New report reveals major trust gap between employers, jobseekers on AI use

Employers urged to be transparent on AI use during hiring

Employers using artificial intelligence tools in their hiring process should prioritise transparency amid a growing disconnect between recruiters and jobseekers, according to experts.

Indeed underscored in a new report that employers should consider explaining their AI usage in hiring on their career sites. This should include:

  • What AI does (like sifting resumes for skills)
  • What it doesn't do (make final interview decisions)
  • Where humans come in  

"Be transparent about the work, be explicit about AI's role, and offer real upskilling backed with outcomes," said Kyle M.K., senior talent advisor at Indeed.

"This helps jobseekers tailor skills-first resumes and rebuild confidence in the process. It all comes down to trust, and you have to earn it before anything else."

An AI appeal process

In addition to being transparent, employers should also consider adding an AI appeal process for candidates who feel they were "dispositioned" by an algorithm.

In this AI appeal process, these job candidates can request a human interview, according to the Indeed report.

"Disclose known risks of bias so that underrepresented candidates can understand those risks," it added.

These recommendations come amid rising mistrust between employers and jobseekers on how they use AI in the recruitment process.

"This isn't a tech problem; it's human," said Matt Berndt, Head of Indeed's Job Search Academy.

"Employers and workers need to use AI collaboratively and transparently. For workers, if you're not using AI intentionally at work or in your job search, the AI tools can't help you develop and communicate your skills, grow professionally, advance in your career or excel in your current role."

Disconnected at hiring

The lack of trust in AI use in the hiring scene is one of the factors driving the disconnect between employers and jobseekers as of late, according to the Indeed report.

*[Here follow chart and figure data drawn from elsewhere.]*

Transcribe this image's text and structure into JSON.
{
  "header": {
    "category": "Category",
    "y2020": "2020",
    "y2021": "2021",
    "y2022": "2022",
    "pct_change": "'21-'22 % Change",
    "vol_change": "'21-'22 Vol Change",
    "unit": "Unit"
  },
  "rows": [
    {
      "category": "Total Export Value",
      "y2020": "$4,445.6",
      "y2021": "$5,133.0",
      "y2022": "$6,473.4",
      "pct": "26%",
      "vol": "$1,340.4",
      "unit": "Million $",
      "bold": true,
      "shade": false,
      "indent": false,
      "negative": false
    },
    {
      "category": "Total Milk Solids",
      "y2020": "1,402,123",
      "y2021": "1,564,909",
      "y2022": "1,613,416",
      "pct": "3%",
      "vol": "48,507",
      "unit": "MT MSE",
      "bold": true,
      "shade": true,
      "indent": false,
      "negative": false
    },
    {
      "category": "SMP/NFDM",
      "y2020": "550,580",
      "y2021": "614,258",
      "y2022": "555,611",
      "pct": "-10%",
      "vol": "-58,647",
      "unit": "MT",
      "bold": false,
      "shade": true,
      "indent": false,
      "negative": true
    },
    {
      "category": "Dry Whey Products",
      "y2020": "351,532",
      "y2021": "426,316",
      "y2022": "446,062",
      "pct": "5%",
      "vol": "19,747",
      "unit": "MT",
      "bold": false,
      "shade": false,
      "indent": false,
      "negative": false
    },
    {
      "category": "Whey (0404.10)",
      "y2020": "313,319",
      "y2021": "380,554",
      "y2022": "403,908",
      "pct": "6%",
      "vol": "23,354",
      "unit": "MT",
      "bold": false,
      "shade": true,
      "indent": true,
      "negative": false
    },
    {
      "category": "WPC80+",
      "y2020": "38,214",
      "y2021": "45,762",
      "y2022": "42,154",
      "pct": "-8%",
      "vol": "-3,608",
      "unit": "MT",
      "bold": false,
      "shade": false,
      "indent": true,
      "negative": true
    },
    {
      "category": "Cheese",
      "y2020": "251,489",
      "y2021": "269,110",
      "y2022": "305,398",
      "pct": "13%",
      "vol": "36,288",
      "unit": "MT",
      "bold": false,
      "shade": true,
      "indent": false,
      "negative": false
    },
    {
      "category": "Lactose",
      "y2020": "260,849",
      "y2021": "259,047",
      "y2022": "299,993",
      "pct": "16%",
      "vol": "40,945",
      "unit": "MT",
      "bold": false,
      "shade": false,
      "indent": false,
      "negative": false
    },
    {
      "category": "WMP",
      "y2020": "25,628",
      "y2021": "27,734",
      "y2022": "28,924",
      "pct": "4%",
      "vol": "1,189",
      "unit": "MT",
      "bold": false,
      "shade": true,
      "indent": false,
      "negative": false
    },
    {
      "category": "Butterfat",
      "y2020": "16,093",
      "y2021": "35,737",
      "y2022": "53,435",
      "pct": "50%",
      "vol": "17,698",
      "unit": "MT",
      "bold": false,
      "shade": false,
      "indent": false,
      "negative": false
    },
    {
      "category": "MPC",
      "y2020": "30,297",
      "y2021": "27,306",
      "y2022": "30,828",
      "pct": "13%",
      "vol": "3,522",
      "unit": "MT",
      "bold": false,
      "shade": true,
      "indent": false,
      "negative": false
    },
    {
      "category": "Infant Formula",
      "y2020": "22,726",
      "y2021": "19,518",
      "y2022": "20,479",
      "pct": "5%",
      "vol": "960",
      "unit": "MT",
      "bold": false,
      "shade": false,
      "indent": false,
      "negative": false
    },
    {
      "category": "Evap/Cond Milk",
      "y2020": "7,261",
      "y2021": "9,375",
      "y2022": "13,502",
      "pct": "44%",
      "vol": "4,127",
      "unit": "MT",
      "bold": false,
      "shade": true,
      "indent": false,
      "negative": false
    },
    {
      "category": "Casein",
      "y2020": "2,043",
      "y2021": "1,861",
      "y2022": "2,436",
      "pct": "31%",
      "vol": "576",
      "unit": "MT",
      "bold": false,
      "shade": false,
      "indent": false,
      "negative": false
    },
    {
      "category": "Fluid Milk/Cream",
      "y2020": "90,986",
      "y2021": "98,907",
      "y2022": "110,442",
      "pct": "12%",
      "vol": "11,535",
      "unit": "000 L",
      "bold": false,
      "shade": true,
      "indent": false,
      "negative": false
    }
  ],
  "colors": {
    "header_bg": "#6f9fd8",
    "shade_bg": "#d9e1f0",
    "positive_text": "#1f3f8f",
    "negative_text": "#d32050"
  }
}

It found that while 70% of employers are confident that they understand what employees want, just 18% of employees believe this is the case.

It also revealed that only 20% of jobseekers said the overall job market is improving, with 41% thinking it can get worse.

On the other end, half of employers believe that the overall job market is going to improve.

This confidence gap is attributed to poor communication.

"Both sides do a poor job of communicating with each other – employers at specifying skills, capabilities, and qualifications; jobseekers at presenting them," Berndt said.

"In interviews, employers fall back on historical questions that don't elicit real skills, and jobseekers are passive rather than interviewing the company."

The findings call for a revamp of listening practices and further training on the skills-first hiring process, according to the report.

"Offer a public applicant guide on how to present skills (e.g., targeted resumes, portfolio links) and 'interview the company,'" the report read.

"Teach managers to focus on skills-based evidence and invite candidate questions. Mutually setting expectations improves fit and boosts confidence on both sides."